There were people constantly running up to my window, taking video, yelling instructions to me from across the street, “Don’t you get out of that car, Miss!” It felt like a nightmare. All I could do was close my eyes, not respond and just shake and cry silently. Meanwhile, Jian was in the backseat. She took the phone, called Daniel at work and was trying her best to communicate what was happening. The supervising police officer arrived, asked me what was going on, and I gave him the same story. He said that there was no way that the car would be unhooked and that if I didn’t get out of it, he would forcibly remove me, take me to jail, and take my daughter with him. I asked him if he would put all of this incident into writing for me. He said, “Oh! Yes ma’am! Any time you are taken into jail it WILL be written up and it WILL go on your record.” I said, “No, if I come with you, will you write all of these details up and give me a copy of what has happened because the Americans with Disabilities Act states that if my daughter wants to eat at that restaurant then she has to be given access to get into it.” He paused, took a step closer and asked me to repeat what I had just said. Then he said to wait a minute and walked off. (This girl who was taught to follow rules and never question authority shocked herself!)
About 30 more minutes of this nightmare of everyone fighting each other on the street went by. Cookie called her “Jewish lawyer” who came to my window (I’m not trying to judge anyone, but I can tell you that this man wasn’t a lawyer) and was giving me the laser eyes and yelling “Say yes! Tell the cops that this man is representing you!” Jian was yelling in the backseat that she didn’t want to go to jail. All I did for this entire hour and a half was sit quietly with my eyes closed, crying and praying. Then, just like that, the small police officer came up and said that they were unhooking my car and that I would just need to pay a $50 ticket. Something about it being posted earlier on the street that you couldn’t park there from 4-6pm. He said, “See? If you want to get things done, you just have to call the supervisor.” He didn’t know how true that statement was, because we had certainly been calling on Him.
Even though I physically felt alone, I knew the truth of 2 Kings 6:16-17: Do not fear, for those who are with us are more than those who are with them. And Elisha prayed, and said, “Lord, I pray, open his eyes that he may see.” Then the Lord opened the eyes of the young man, and he saw. And behold, the mountain was full of horses and chariots of fire all around Elisha.
I have not ever experienced people who are full of such evil and coldness before. I was equally surprised that this crowd of people on the street took it upon themselves to make such a fuss for us.
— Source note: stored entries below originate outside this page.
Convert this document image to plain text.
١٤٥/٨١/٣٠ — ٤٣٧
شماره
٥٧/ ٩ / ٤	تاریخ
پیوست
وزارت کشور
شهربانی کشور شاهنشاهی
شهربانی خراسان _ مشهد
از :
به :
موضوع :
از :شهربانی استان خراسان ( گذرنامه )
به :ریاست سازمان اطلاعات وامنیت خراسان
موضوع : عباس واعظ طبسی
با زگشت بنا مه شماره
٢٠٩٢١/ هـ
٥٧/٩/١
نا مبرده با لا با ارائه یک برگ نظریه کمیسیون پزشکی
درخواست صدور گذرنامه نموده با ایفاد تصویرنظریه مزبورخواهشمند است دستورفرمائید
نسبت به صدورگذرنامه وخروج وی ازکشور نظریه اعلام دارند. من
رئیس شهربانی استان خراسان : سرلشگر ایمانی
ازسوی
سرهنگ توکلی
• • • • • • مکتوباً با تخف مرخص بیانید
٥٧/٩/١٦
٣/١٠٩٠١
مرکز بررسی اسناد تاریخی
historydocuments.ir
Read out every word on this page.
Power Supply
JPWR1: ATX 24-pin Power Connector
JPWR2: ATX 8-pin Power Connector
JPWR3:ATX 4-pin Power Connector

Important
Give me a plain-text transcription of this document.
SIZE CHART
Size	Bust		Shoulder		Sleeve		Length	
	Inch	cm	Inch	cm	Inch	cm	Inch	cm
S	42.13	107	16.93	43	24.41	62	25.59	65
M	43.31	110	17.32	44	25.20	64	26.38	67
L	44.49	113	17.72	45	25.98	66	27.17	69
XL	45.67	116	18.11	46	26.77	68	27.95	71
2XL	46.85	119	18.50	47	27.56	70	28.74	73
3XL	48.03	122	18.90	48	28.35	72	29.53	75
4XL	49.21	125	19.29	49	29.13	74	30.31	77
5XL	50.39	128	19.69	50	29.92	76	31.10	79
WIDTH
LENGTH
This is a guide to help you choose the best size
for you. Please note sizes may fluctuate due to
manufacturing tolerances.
Cookie even offered to pay my parking ticket (which I couldn’t agree to.) So many applications here. I kept thinking about Isaiah 53: He was oppressed and afflicted, yet He opened not His mouth. That Jesus gave His life for this heartless tow truck driver and that I am instructed to pray for this man. I thought about how helpless Daniel must have felt to get that call from Jian. And how it must have tormented the Father to watch his Son dying on that cross. I thought about the gospel itself and how these people on the street would have been the very ones that Jesus would have spent time with. Before we drove off, Cookie ran into her store and brought us 2 cold bottles of water. I thanked her, and Jian decided to confront her about all the “bad words and F words” she had been saying. On a happy note, we found another place to get some mediocre Chinese food and watched our movie. Jian complained the rest of the night about not getting those chicken feet, though.